Nouvelles générales. [4.2]– La chambre des pairs et celle des députés sont convoquées pour le 3 décembre prochain. – Les ouvriers chandeliers se sont réunis le 5 novembre à Paris, à la barrière de Fontainebleau ; ils demandent à la fois augmentation de salaire et diminution des heures de travail. – L’autorité avait fait prévenir les maîtres boulangers, que dans le cas où leurs boutiques seraient désertées, elle mettrait à leur disposition les militaires au fait de la boulangerie. – Par suite d’entrevues entre les syndics des maîtres boulangers et ceux des ouvriers, ces derniers ont repris leurs travaux.
Lyon.
Une ordonnance du maire, du 5 novembre, prévient les acquéreurs d’usines en station sur les rivières, que l’emplacement ne doit jamais être pris par eux pour base dans le prix d’achat, attendu que les permissions de stationnement peuvent être révoquées à volonté. – Une autre ordonnance prescrit la réimpression et l’affichage des articles 414 et suivans du code pénal, relatifs aux coalitions. Elle est précédée d’un préambule fort sage, dans lequel le maire interprétant ces articles ne défend que les violences et les voies de fait qui seraient commises par des ouvriers envers leurs camarades. – Les ouvriers charrons se sont coalisés et demandent une augmentation de salaire. – Les garçons perruquiers se sont également coalisés, mais ils attendent que le premier janvier soit passé pour faire connaître leurs prétentions. – Nous apprenons que 45 mandats d’amener ont été décernés à raison de la commémoration funéraire faite dimanche dernier sur la tombe de Mouton-Duvernet ; les citoyens arrêtés, sont, MM. Desgarnier, Galerie de l’Argue, Vincent, liquoriste, rue Raisin, et Thion, instituteur à la Croix-Rousse.
La violence des attaques réitérées de la Glaneuse contre notre rédacteur en chef, ne prouve rien aux yeux des hommes sensés, les seuls dont le suffrage doit être apprécié, elle ne prouve que l’animosité d’un seul homme qui se cache derrière le rideau. En effet, M. Chastaing a été rédacteur de l’Echo de la Fabrique depuis le mois de décembre 1831, et rédacteur en chef depuis le 1er juillet 1832 jusqu’au 18 août dernier. Pendant tout ce temps-là il a vécu en bonne intelligence avec M. Granier et d’autres rédacteurs de journaux patriotes, il a reçu pour sa rédaction les éloges du Précurseur. D’où vient donc aujourd’hui tant d’acharnement ? Sa position n’est pas changée ; de rédacteur en chef de l’Echo de la Fabrique, il devient rédacteur en chef de l’Echo des Travailleurs. C’est donc au nouveau journal qu’on en veut, la chose devient grave, plus grave qu’on ne croit. Nous voulons vivre en bonne harmonie avec la Glaneuse, parce que ses principes sont les nôtres. Nous avons fait tous les sacrifices qui sont possibles ; mais il est une limite que nous ne pourrions laisser dépasser. Le Gérant, Sigaud.

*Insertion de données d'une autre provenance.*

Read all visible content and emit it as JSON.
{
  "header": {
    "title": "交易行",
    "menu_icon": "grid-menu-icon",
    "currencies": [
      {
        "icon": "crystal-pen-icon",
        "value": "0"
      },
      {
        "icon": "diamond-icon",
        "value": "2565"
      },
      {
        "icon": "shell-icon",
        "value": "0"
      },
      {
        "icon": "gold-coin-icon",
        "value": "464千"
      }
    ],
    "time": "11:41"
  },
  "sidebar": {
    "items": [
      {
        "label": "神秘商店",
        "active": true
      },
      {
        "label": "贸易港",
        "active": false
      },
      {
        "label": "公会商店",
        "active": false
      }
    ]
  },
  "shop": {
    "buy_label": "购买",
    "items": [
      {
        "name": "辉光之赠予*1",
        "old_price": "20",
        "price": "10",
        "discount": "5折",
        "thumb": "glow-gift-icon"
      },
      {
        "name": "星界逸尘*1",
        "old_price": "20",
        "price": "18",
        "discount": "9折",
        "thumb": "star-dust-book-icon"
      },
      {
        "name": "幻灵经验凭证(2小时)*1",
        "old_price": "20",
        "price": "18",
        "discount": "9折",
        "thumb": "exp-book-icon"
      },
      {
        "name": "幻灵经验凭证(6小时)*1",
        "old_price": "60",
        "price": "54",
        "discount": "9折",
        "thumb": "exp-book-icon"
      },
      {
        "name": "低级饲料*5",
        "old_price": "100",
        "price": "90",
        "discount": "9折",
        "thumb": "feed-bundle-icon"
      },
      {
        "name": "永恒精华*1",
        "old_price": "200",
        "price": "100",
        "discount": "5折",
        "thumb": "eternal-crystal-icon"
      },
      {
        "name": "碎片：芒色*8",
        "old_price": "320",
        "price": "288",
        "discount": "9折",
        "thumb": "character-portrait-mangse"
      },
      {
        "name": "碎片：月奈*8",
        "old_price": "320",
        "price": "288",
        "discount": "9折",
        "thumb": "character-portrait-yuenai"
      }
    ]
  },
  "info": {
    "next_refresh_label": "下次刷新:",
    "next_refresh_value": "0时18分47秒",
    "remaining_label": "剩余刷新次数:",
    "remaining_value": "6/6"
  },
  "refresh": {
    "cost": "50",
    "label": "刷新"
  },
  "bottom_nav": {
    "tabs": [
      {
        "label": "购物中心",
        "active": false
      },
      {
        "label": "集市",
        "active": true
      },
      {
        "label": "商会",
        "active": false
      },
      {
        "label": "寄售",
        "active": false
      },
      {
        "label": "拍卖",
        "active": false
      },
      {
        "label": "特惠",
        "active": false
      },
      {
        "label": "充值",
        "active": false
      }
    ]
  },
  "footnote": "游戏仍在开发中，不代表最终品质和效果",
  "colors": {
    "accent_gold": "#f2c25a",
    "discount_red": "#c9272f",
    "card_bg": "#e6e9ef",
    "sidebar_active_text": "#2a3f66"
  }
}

A vendre plusieurs bûches de bois de tremble qu’on a récemment coupées en deux. On les livrera toutes au même prix, ensemble ou séparément. Idem. Un St-Bernard gothique, taillant lui seul sa plume. Il a coûté 1 200 fr. Idem. Les prud’hommes en goguette, ou le flaneur à l’Ile-Barbe. Brochure in-8°. Les prud’hommes remplaceront la jurisprudence fixe par un dîner fixe. Un de ces derniers dimanches, des promeneurs virent une collection de prud’hommes qui jouaient innocemment avec l’her bette.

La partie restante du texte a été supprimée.